33rd Speaker of the Oregon House of Representatives
- In office 1929–1930
- Preceded by: John H. Carkin
- Succeeded by: Frank J. Lonergan

Member of the Oregon House of Representatives from the 21st district
- In office 1925–1932
- Preceded by: H. J. Overturf
- Succeeded by: Warner B. Snider

Personal details
- Born: December 6, 1879 East Palestine, Ohio
- Died: May 30, 1960 (aged 80) Bend, Oregon
- Party: Republican
- Profession: Attorney and judge

= R. S. Hamilton =

Politician

Ralph Scott Hamilton (1879–1960) was a Republican politician from the U.S. state of Oregon, was the Speaker of the Oregon House of Representatives for its 1929 regular session.

== Early life and career ==

Hamilton was born on 6 December 1879 in East Palestine, Ohio. He was the son of Cyrus and Ida (Long) Hamilton. Hamilton attended Danville Military Institute in Virginia for several years. He then went on to the University of Missouri, where he was a top student and a star baseball player. He received a law degree from university in 1905 and admitted to the Missouri bar that same year.

He moved to Lind, Washington and was admitted to the Washington state bar in 1906. In 1908, he married his college sweetheart, Virginia Yancey. In 1911, the Hamiltons moved to Eugene, Oregon. He passed the Oregon bar examination and began law practice law in Eugene that same year. Hamilton also taught at the University of Oregon Law School from 1916 to 1918.

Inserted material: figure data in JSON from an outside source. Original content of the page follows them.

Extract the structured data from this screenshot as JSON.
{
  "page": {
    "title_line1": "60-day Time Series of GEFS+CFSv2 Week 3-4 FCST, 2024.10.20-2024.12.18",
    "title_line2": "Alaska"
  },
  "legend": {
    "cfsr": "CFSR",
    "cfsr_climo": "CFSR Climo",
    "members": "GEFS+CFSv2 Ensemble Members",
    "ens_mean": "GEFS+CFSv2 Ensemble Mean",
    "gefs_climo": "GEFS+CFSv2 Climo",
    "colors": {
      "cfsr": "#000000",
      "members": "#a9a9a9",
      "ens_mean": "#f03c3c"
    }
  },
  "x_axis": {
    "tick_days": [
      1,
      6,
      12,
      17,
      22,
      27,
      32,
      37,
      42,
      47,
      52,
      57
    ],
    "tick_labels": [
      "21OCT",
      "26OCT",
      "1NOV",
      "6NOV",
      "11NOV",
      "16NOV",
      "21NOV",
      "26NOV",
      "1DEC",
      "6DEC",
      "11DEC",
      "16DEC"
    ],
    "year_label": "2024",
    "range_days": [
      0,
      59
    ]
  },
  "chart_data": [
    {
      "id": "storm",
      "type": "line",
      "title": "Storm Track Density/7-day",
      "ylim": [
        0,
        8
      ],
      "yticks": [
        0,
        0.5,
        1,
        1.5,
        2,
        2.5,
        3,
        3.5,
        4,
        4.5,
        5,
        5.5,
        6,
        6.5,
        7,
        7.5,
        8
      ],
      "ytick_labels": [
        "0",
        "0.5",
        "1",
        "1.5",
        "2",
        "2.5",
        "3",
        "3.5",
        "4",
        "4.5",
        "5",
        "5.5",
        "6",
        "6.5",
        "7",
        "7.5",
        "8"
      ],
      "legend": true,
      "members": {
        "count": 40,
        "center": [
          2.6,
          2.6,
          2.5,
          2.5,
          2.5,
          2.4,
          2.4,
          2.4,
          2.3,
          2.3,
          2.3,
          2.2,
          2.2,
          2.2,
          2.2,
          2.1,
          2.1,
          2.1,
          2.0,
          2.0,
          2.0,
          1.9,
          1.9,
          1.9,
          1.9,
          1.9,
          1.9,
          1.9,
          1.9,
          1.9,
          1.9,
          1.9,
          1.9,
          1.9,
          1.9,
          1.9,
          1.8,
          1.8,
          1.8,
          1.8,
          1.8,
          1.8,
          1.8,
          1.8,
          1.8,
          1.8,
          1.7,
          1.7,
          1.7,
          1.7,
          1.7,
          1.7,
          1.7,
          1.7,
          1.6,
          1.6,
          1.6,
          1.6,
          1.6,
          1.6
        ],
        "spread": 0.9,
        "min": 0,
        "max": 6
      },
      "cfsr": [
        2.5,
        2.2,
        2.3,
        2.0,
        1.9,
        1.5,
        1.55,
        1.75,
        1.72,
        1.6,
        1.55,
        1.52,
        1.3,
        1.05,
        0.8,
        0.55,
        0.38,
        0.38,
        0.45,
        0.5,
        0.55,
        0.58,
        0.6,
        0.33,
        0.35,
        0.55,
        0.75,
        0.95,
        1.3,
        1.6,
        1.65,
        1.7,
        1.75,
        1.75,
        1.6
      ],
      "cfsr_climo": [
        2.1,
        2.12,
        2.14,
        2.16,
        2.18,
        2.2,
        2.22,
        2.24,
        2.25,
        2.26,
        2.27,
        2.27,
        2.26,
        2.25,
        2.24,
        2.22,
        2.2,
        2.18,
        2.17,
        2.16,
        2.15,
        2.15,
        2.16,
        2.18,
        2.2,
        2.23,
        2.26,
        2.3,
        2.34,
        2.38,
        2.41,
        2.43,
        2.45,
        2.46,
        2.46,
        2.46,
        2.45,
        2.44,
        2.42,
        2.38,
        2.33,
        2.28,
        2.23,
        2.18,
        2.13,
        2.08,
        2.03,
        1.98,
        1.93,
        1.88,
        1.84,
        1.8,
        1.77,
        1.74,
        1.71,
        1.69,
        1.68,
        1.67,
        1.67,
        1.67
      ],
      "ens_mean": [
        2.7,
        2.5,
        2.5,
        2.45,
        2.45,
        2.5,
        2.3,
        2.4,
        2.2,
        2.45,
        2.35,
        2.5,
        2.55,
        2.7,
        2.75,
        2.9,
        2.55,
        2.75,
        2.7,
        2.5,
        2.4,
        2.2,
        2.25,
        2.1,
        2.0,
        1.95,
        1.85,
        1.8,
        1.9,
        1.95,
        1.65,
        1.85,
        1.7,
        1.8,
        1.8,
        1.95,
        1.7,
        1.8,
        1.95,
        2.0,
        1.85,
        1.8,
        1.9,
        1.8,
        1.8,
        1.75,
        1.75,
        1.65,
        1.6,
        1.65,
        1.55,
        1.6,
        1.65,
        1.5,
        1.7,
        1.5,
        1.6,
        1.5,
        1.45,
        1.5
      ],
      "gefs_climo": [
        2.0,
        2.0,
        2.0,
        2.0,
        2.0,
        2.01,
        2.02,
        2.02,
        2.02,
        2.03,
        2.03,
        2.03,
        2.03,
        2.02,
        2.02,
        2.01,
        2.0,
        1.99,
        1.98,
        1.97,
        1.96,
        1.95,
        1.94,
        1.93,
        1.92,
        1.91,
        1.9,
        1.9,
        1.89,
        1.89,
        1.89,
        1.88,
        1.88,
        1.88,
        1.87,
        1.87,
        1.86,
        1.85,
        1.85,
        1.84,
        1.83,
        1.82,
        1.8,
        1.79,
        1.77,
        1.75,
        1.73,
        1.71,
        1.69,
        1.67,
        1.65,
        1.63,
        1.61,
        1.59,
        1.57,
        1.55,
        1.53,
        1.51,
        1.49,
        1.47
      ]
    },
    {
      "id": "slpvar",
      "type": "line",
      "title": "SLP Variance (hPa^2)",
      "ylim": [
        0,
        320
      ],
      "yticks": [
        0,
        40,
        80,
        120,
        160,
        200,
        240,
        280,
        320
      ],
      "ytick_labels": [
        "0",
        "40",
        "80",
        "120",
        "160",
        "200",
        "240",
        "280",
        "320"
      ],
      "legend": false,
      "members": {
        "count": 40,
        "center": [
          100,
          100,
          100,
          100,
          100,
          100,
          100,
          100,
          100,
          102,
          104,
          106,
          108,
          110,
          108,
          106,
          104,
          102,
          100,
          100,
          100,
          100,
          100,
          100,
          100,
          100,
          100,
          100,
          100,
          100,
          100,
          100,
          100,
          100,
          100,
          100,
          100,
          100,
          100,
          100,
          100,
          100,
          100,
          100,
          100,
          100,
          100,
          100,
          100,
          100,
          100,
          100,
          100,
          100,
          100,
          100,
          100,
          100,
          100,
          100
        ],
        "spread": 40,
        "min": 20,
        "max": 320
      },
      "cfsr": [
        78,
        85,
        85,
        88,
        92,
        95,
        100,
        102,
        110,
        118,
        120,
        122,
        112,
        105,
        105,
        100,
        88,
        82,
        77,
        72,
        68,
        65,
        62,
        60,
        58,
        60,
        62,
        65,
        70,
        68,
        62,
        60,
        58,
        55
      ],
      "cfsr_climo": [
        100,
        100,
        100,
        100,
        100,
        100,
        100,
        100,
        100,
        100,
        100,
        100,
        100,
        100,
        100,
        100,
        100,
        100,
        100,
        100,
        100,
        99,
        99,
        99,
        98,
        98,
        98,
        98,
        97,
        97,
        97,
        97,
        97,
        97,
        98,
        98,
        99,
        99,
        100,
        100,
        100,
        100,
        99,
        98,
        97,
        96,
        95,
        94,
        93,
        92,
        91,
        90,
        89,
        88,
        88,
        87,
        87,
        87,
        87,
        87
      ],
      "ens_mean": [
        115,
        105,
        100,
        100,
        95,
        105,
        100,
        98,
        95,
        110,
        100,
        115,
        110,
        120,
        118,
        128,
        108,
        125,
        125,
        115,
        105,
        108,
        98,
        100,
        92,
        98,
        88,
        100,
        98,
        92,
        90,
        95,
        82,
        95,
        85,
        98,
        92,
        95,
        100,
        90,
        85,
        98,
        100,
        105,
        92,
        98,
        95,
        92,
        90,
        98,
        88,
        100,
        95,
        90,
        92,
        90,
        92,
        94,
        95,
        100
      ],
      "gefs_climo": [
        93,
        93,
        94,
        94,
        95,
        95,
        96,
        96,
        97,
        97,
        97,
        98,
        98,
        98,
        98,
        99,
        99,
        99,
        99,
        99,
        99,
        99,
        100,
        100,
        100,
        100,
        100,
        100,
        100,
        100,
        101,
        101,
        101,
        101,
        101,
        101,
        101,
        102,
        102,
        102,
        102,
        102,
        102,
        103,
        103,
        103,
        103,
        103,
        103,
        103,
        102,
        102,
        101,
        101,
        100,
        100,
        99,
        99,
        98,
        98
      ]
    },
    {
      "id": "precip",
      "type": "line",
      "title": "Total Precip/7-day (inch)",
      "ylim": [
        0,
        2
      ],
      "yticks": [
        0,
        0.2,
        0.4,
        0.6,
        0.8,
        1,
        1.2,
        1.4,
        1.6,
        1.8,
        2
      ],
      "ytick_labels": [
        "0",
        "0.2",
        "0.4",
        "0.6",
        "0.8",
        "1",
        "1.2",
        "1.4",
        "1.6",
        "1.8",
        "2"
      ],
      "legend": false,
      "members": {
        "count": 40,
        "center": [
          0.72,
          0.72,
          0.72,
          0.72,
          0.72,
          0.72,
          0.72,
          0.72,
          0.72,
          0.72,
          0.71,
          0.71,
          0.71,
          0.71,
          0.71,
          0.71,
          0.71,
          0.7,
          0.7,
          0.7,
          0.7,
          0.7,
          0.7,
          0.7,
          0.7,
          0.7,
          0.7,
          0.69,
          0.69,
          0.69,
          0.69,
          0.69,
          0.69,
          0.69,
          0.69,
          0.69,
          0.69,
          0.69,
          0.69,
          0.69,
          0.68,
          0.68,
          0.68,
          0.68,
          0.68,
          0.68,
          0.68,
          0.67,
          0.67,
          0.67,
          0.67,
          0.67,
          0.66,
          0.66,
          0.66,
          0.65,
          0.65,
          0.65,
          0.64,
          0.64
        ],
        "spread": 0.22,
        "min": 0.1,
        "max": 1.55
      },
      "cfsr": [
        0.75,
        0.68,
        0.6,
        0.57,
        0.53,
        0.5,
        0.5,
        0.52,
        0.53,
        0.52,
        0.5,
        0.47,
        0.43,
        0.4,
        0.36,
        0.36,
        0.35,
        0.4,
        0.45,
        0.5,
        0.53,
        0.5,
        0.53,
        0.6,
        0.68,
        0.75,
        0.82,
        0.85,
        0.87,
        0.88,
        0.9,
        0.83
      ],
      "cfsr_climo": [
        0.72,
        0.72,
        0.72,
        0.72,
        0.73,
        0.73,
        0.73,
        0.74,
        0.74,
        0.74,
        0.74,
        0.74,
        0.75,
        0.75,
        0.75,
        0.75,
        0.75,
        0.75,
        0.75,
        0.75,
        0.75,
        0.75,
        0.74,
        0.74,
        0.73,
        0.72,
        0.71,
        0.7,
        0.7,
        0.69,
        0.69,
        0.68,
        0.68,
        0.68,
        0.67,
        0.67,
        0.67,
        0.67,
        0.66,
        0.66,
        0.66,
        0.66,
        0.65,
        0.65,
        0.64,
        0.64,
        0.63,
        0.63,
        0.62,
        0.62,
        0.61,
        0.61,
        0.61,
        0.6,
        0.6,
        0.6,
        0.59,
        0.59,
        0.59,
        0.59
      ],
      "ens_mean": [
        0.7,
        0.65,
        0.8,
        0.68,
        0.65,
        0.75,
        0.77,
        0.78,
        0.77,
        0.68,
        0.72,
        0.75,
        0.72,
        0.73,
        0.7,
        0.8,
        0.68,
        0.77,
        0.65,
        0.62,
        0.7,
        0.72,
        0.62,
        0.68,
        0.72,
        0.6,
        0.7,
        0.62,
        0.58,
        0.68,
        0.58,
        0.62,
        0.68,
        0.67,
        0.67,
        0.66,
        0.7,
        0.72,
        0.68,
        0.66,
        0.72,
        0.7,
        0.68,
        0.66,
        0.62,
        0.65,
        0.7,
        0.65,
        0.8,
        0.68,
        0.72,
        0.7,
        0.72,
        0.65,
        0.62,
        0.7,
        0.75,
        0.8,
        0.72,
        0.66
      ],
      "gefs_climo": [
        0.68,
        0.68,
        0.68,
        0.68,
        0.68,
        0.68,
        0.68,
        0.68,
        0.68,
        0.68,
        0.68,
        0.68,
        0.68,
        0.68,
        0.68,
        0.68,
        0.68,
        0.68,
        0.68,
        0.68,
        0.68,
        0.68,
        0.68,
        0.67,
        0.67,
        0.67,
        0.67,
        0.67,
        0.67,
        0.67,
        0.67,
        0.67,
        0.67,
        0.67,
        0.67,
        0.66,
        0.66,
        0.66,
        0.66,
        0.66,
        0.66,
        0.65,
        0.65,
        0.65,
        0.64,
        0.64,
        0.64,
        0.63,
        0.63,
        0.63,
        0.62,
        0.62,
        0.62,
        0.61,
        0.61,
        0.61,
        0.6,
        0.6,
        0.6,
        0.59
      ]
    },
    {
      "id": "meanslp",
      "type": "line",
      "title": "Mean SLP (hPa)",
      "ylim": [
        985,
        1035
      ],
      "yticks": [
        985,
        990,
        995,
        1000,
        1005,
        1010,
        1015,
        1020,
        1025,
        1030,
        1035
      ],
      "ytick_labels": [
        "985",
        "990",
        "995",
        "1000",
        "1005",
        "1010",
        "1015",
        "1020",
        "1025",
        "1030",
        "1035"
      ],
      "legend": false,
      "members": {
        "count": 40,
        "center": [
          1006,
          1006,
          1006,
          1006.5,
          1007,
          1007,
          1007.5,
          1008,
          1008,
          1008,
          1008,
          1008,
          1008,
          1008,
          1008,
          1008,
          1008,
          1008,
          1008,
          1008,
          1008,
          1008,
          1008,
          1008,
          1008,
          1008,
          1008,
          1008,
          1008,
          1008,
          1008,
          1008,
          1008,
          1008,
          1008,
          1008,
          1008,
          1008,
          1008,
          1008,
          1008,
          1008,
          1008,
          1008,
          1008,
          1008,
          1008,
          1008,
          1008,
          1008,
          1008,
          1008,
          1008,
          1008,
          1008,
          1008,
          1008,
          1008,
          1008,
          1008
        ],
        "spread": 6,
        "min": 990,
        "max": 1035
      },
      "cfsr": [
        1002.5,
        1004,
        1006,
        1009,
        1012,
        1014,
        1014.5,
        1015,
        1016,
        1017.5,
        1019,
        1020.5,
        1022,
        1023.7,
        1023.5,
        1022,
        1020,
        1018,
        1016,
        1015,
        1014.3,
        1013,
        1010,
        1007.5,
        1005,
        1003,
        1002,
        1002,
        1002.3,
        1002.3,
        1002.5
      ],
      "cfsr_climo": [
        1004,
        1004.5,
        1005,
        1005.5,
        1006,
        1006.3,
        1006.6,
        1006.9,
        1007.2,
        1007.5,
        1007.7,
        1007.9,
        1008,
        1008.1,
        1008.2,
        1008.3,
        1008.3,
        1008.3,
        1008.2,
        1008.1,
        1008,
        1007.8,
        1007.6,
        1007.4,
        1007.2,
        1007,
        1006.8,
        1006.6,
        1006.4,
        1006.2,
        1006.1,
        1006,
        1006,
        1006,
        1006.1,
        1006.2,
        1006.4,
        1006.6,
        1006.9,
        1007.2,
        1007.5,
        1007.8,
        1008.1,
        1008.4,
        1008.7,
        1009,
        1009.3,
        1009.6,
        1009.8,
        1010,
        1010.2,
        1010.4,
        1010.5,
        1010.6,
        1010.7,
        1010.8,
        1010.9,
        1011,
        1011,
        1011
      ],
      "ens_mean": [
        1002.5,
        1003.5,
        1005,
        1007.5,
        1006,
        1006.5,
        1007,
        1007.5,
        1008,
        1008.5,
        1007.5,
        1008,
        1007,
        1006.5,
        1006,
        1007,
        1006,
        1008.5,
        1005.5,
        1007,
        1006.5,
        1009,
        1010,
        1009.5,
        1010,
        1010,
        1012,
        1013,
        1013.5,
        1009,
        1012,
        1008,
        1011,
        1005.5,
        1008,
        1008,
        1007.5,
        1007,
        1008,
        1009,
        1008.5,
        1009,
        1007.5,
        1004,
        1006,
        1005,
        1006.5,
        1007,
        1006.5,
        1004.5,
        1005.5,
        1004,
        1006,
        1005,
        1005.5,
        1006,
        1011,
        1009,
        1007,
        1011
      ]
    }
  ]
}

== State representative ==

In 1918, Hamilton moved to Bend, Oregon and opened a law practice there. He was elected to the Oregon House of Representatives in 1924, representing a very large rural district that included Crook, Deschutes, Jefferson, Klamath, and Lake counties. He served in that body from 1925 through 1932. During the 1929 legislative session, Hamilton was elected Speaker of the House. He also served as acting Governor of Oregon for a short period in 1930. During this period, Hamilton was also active in the local Chamber of Commerce, serving as president of the Bend Chamber of Commerce for several years.

== Attorney and judge ==

In 1930, Hamilton moved from Bend to Portland, Oregon. He practiced law in Portland for eight years. He also served as president of the Oregon State Chamber of Commerce from 1929 to 1932, and was president of the Portland Chamber of Commerce from 1935 through 1936.

Hamilton returned to Bend in 1939. He served as the legal advisor to Governor Charles A. Sprague during 1941 legislative session. Later that year, Sprague appointed him as the state judge in Oregon's 18th Judicial District after the death of Judge T. E. J. Duffy. Hamilton's judicial district encompassed Crook, Deschutes, and Jefferson counties. After his appointment, Hamilton was elected to three six year terms, serving a total of 18 years before retiring from the post in 1959. During his tenure as judge, he also served as president of the Association of Circuit Judges for Oregon from 1946 to 1950.

Died of heart failure in Bend on 30 May 1960.